Money  /  Origin Story

Commercial Surveillance State

Blame the marketers.
Justin Sullivan/Getty Images

The tactics of carefully targeted, data-driven manipulation—though innovative and destabilizing—are not entirely new. They predate the existence of Cambridge Analytica, and Facebook, and the contemporary notion of “fake news” itself. For decades, digital marketers—working in both commercial and political domains—have been perfecting models for using consumer data to identify and manipulate decision-making vulnerabilities. New marketing techniques have been developed with an astounding level of sophistication and duplicity: the particular exploits of Cambridge Analytica and its contemporaries depend upon a matrix of data collection and targeted communications, the primary purpose of which is not to influence politics but to increase the power of marketing. Call it an infrastructure for commercial surveillance: the technologies, companies, and, importantly, public policies that enable behavioral engineering over digital networks. One of the central threads of today’s internet is a shared capacity among businesses to collect and exchange user information.1 In the ocean of big data, no company is an island.

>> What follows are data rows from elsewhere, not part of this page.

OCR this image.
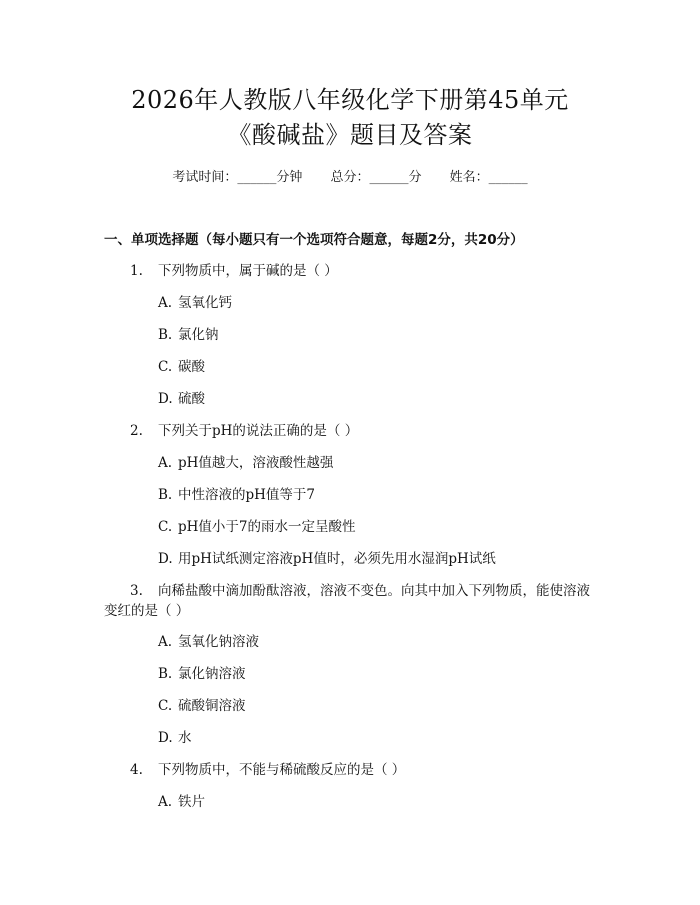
2026年人教版八年级化学下册第45单元
《酸碱盐》题目及答案
考试时间：______分钟 总分：______分 姓名：______
一、单项选择题（每小题只有一个选项符合题意，每题2分，共20分）
1. 下列物质中，属于碱的是（ ）
A. 氢氧化钙
B. 氯化钠
C. 碳酸
D. 硫酸
2. 下列关于pH的说法正确的是（ ）
A. pH值越大，溶液酸性越强
B. 中性溶液的pH值等于7
C. pH值小于7的雨水一定呈酸性
D. 用pH试纸测定溶液pH值时，必须先用水湿润pH试纸
3. 向稀盐酸中滴加酚酞溶液，溶液不变色。向其中加入下列物质，能使溶液
变红的是（ ）
A. 氢氧化钠溶液
B. 氯化钠溶液
C. 硫酸铜溶液
D. 水
4. 下列物质中，不能与稀硫酸反应的是（ ）
A. 铁片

In her investigative reporting for the Guardian earlier this year, Carole Cadwalladr revealed how Cambridge Analytica partners with digital marketers and tech companies at key stages in its workflow. Detailed consumer information is readily obtained from any number of commercial data brokers. Firms like Experian and Acxiom compile rich profiles on literally all US households and specialize in merging disparate data sets in order to make them actionable for their clients. To collect information firsthand, Cambridge Analytica need only tap into a platform like Facebook, which also serves a means for distributing targeting messages. The entanglement is deep enough that it is hard to imagine how Cambridge Analytica could function without access to commercial data pipelines and communication channels.

Today’s surveillance infrastructure represents nearly three decades of technical and political engineering. A range of marketing interests have steered the development of digital networks toward maximizing their consumer surveillance capacities, tilling the soil for political manipulation. From Cambridge Analytica to the Russian FSB, big data’s negative political externalities stem from the powerful influence of marketing over our communications systems. Going back at least to the emergence of radio broadcasting, marketers have seized upon successive communications platforms, exerting considerable effort to bring them into alignment with the needs of business.